Making wedding cakes and desserts is what Brandon likes to do best.
Grandma Jane’s Place is a bakery with a storefront on Main Street in Quincy.
Angela Sandlin is the newcomer of the trio and has been making wedding cakes for five years and averages six to 10 weddings per year.
When it comes to cakes, Sandlin said that brides will often choose vanilla because “they want something that everyone will like,” but her most popular is chocolate with raspberry filling. She makes a lot of cupcakes with small cutting cakes.
Increasingly, she is creating donut walls for the wedding reception.
As with the other two bakers, she also does dessert tables, but because she runs a cottage business out of her home, she can’t provide anything that is cream filled or with cheese, such as cheesecakes. When a bride wants those types of desserts, she refers them to her mentor, Connie Garrish.
Sandlin listens to her brides’ preferences, but also offers advice when she thinks it’s needed.
“A bride wanted maroon buttercream icing, but it would stain everyone’s teeth,” she said. She suggested instead a maroon fondant topper or to place the cupcakes in a maroon wrapper.
“My goal is to help them have the wedding they dreamed of,” Sandlin said.
To fondant or not?
While fondant provides a clean, smooth look to a cake, the bakers are divided over its use.
Garrish prefers to avoid it unless a bride is insistent, while Brandon said she will do it to create the look that a bride wants, but keeps it as thin as possible so it is easy to cut and edible.
A growing trend is to not only eliminate fondant, but most of the frosting, in what is called a “naked cake.” This goes well with the area’s rustic theme, and cuts down on sugar for health-minded couples.
Tiny brides and grooms still top some cakes, but they are rarely generic. They are often made to look like the couple or reflect their interests such as wearing sports gear representing a favorite team.
Becoming increasingly popular are word toppers that say “Forever” or “Love Always” or “Mr. and Mrs.”
“People are really branching out and making it about them and their relationship,” said Sandlin.
Fresh flowers remain an oft-requested decoration, usually reflecting those used in the décor. When Gray’s Flower Garden is doing the wedding flowers, Brandon said the nursery is very accommodates and invites her to pick from the flowers that they are going to use in the wedding.
Top layer tradition
The tradition of saving the top layer to be eaten on the couple’s first anniversary is waning in popularity. The bakers interviewed said they advise the bride that they will make a fresh 6-inch cake for the couple to mark the occasion.
“I tell the bride, ‘It’s my gift to you; I’ll make it for you,’” Brandon said.
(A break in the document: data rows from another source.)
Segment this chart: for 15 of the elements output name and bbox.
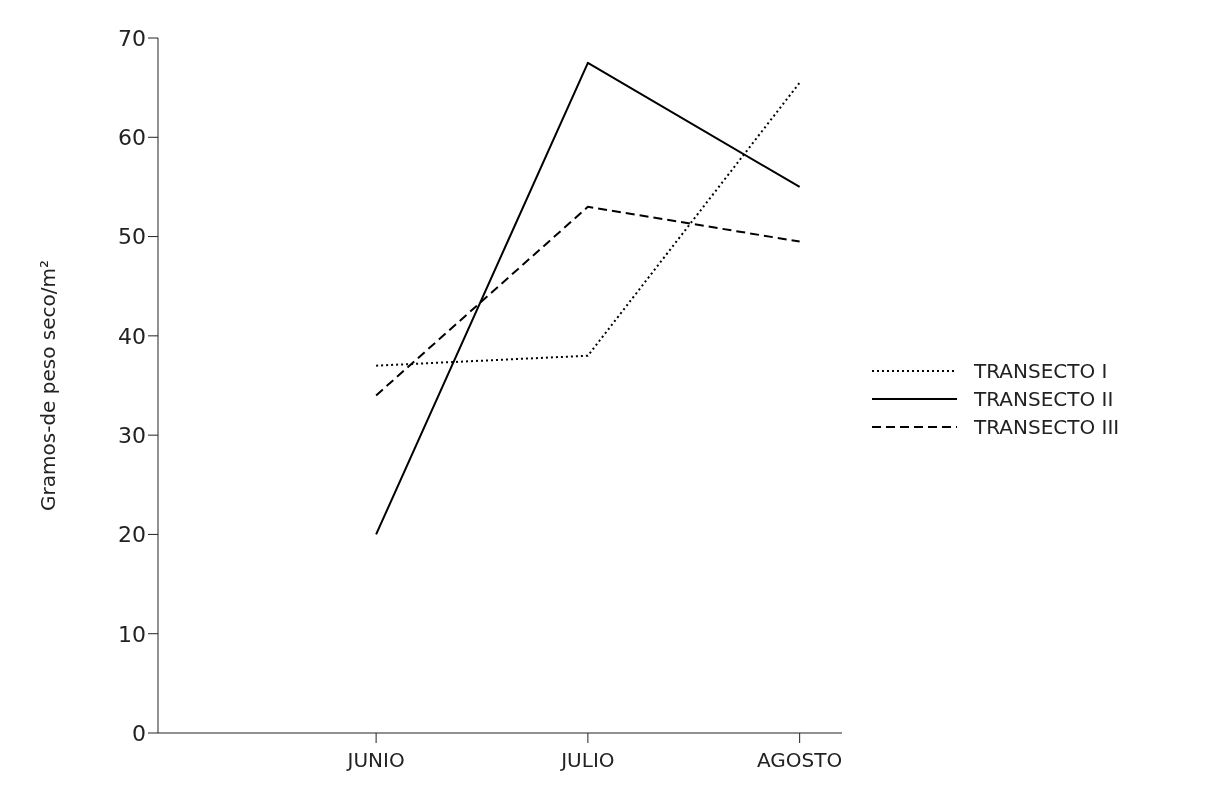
y-tick-label: 0: [132, 720, 146, 746]
legend-label: TRANSECTO I: [974, 358, 1108, 383]
x-tick-label: JULIO: [559, 748, 615, 773]
y-axis-title: Gramos-de peso seco/m²: [36, 260, 61, 511]
x-tick-label: JUNIO: [345, 748, 405, 773]
y-tick-label: 30: [118, 422, 146, 448]
legend-label: TRANSECTO II: [974, 386, 1114, 411]
y-tick-label: 70: [118, 25, 146, 51]
y-tick-label: 50: [118, 224, 146, 250]
y-tick-label: 40: [118, 323, 146, 349]
y-tick-label: 60: [118, 125, 146, 151]
legend-label: TRANSECTO III: [974, 414, 1120, 439]
y-tick-label: 20: [118, 522, 146, 548]
x-tick-label: AGOSTO: [757, 748, 843, 773]
y-tick-label: 10: [118, 621, 146, 647]
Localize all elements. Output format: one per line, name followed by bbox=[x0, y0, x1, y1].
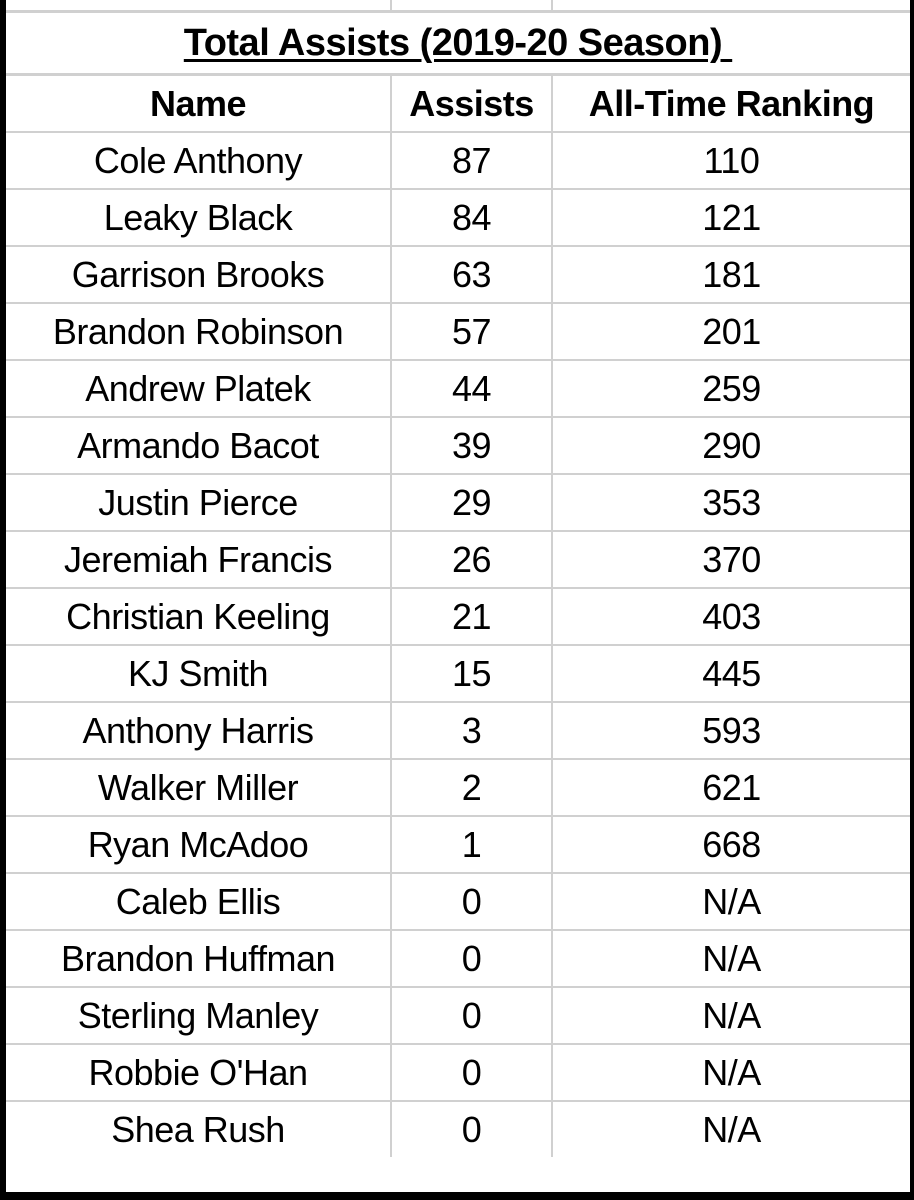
assists-cell[interactable]: 26 bbox=[390, 530, 553, 589]
ranking-cell[interactable]: 668 bbox=[551, 815, 910, 874]
table-row: Brandon Robinson 57 201 bbox=[6, 302, 910, 361]
name-cell[interactable]: Brandon Robinson bbox=[6, 302, 392, 361]
table-title-cell[interactable]: Total Assists (2019-20 Season) bbox=[6, 13, 910, 76]
ranking-cell[interactable]: 201 bbox=[551, 302, 910, 361]
table-row: Ryan McAdoo 1 668 bbox=[6, 815, 910, 874]
assists-cell[interactable]: 15 bbox=[390, 644, 553, 703]
name-cell[interactable]: Sterling Manley bbox=[6, 986, 392, 1045]
column-header-ranking[interactable]: All-Time Ranking bbox=[551, 76, 910, 133]
ranking-cell[interactable]: 621 bbox=[551, 758, 910, 817]
ranking-cell[interactable]: 353 bbox=[551, 473, 910, 532]
name-cell[interactable]: Caleb Ellis bbox=[6, 872, 392, 931]
table-row: Jeremiah Francis 26 370 bbox=[6, 530, 910, 589]
assists-cell[interactable]: 0 bbox=[390, 929, 553, 988]
ranking-cell[interactable]: 445 bbox=[551, 644, 910, 703]
ranking-cell[interactable]: N/A bbox=[551, 1043, 910, 1102]
table-row: Sterling Manley 0 N/A bbox=[6, 986, 910, 1045]
table-row: Christian Keeling 21 403 bbox=[6, 587, 910, 646]
table-row: KJ Smith 15 445 bbox=[6, 644, 910, 703]
ranking-cell[interactable]: 181 bbox=[551, 245, 910, 304]
assists-cell[interactable]: 0 bbox=[390, 1043, 553, 1102]
ranking-cell[interactable]: 593 bbox=[551, 701, 910, 760]
name-cell[interactable]: KJ Smith bbox=[6, 644, 392, 703]
name-cell[interactable]: Ryan McAdoo bbox=[6, 815, 392, 874]
name-cell[interactable]: Cole Anthony bbox=[6, 131, 392, 190]
name-cell[interactable]: Walker Miller bbox=[6, 758, 392, 817]
assists-cell[interactable]: 84 bbox=[390, 188, 553, 247]
assists-cell[interactable]: 57 bbox=[390, 302, 553, 361]
column-header-name[interactable]: Name bbox=[6, 76, 392, 133]
assists-cell[interactable]: 63 bbox=[390, 245, 553, 304]
header-row: Name Assists All-Time Ranking bbox=[6, 76, 910, 133]
assists-cell[interactable]: 39 bbox=[390, 416, 553, 475]
name-cell[interactable]: Brandon Huffman bbox=[6, 929, 392, 988]
table-row: Justin Pierce 29 353 bbox=[6, 473, 910, 532]
assists-cell[interactable]: 1 bbox=[390, 815, 553, 874]
table-row: Robbie O'Han 0 N/A bbox=[6, 1043, 910, 1102]
assists-cell[interactable]: 3 bbox=[390, 701, 553, 760]
assists-cell[interactable]: 0 bbox=[390, 1100, 553, 1157]
assists-cell[interactable]: 29 bbox=[390, 473, 553, 532]
ranking-cell[interactable]: N/A bbox=[551, 986, 910, 1045]
name-cell[interactable]: Christian Keeling bbox=[6, 587, 392, 646]
ranking-cell[interactable]: 370 bbox=[551, 530, 910, 589]
assists-cell[interactable]: 21 bbox=[390, 587, 553, 646]
name-cell[interactable]: Shea Rush bbox=[6, 1100, 392, 1157]
name-cell[interactable]: Justin Pierce bbox=[6, 473, 392, 532]
assists-cell[interactable]: 87 bbox=[390, 131, 553, 190]
table-row: Caleb Ellis 0 N/A bbox=[6, 872, 910, 931]
table-title: Total Assists (2019-20 Season) bbox=[183, 21, 733, 64]
ranking-cell[interactable]: 259 bbox=[551, 359, 910, 418]
ranking-cell[interactable]: N/A bbox=[551, 872, 910, 931]
name-cell[interactable]: Armando Bacot bbox=[6, 416, 392, 475]
assists-cell[interactable]: 0 bbox=[390, 986, 553, 1045]
name-cell[interactable]: Leaky Black bbox=[6, 188, 392, 247]
column-header-assists[interactable]: Assists bbox=[390, 76, 553, 133]
assists-table: Name Assists All-Time Ranking Cole Antho… bbox=[6, 76, 910, 1157]
table-row: Andrew Platek 44 259 bbox=[6, 359, 910, 418]
table-row: Walker Miller 2 621 bbox=[6, 758, 910, 817]
table-row: Garrison Brooks 63 181 bbox=[6, 245, 910, 304]
name-cell[interactable]: Garrison Brooks bbox=[6, 245, 392, 304]
name-cell[interactable]: Anthony Harris bbox=[6, 701, 392, 760]
table-row: Shea Rush 0 N/A bbox=[6, 1100, 910, 1157]
table-row: Armando Bacot 39 290 bbox=[6, 416, 910, 475]
ranking-cell[interactable]: 290 bbox=[551, 416, 910, 475]
table-row: Brandon Huffman 0 N/A bbox=[6, 929, 910, 988]
spreadsheet: Total Assists (2019-20 Season) Name Assi… bbox=[6, 0, 910, 1192]
table-row: Cole Anthony 87 110 bbox=[6, 131, 910, 190]
ranking-cell[interactable]: 121 bbox=[551, 188, 910, 247]
assists-cell[interactable]: 0 bbox=[390, 872, 553, 931]
table-row: Leaky Black 84 121 bbox=[6, 188, 910, 247]
assists-cell[interactable]: 2 bbox=[390, 758, 553, 817]
assists-cell[interactable]: 44 bbox=[390, 359, 553, 418]
ranking-cell[interactable]: N/A bbox=[551, 929, 910, 988]
name-cell[interactable]: Jeremiah Francis bbox=[6, 530, 392, 589]
partial-row bbox=[6, 0, 910, 13]
name-cell[interactable]: Robbie O'Han bbox=[6, 1043, 392, 1102]
ranking-cell[interactable]: 110 bbox=[551, 131, 910, 190]
ranking-cell[interactable]: N/A bbox=[551, 1100, 910, 1157]
ranking-cell[interactable]: 403 bbox=[551, 587, 910, 646]
name-cell[interactable]: Andrew Platek bbox=[6, 359, 392, 418]
table-row: Anthony Harris 3 593 bbox=[6, 701, 910, 760]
One of the most interesting groom’s cakes that Brandon can recall making is a pizza cake (one of the groom’s favorite foods) and displaying it in a pizza box.
Sandlin said that she does groom’s cakes on occasion and likes to make a hard apple cider spice cake with a whiskey caramel syrup. “We also do tipsy cupcakes,” she said.
A long held tradition
Wedding cakes have been around since antiquity. During ancient Roman times, a cake of wheat or barley was broken over the bride’s head for good fortune and fertility. Then the bride and groom ate a few crumbs in a custom known as confarreatio — eating together. Guests collected the remaining crumbs, which were believed to bring good luck.
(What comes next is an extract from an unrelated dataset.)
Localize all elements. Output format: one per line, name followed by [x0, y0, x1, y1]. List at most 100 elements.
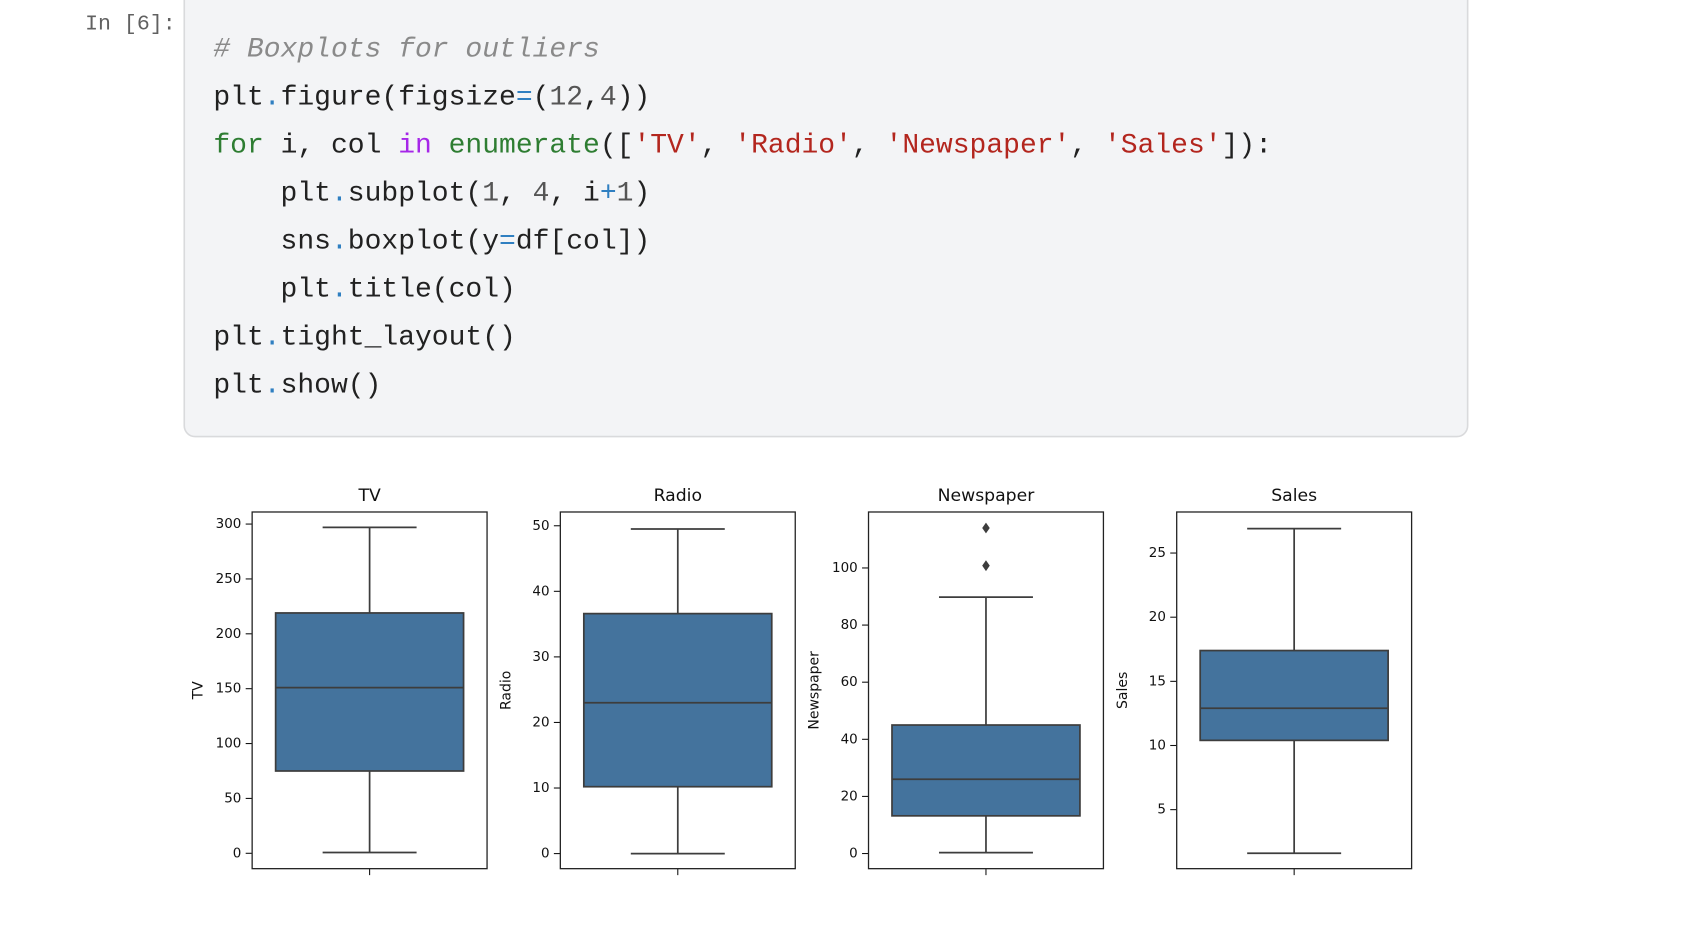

In medieval England, small spiced buns were stacked in a tall pile. If the bride and groom were able to kiss over the stack, it signified a life of prosperity.
According to Gastronomica: The Journal of Critical Food Studies, “The first known official wedding confection comes from a 1685 recipe for Bride’s Pye: pastry crust filled with an assortment of oysters, lamb testicles, throat, rooster comb, and pine kernels.”
Later, wedding cakes replaced bridal pies. Since at that time most homes didn’t have an oven, bakers would bake two pastry crusts on a hearth, then put currants between them and form something like a sandwich and sprinkle sugar on top.
When refined sugar became more common in England, a bright white icing became the topping of choice at weddings — it symbolized a bride’s virginity, as well as wealth.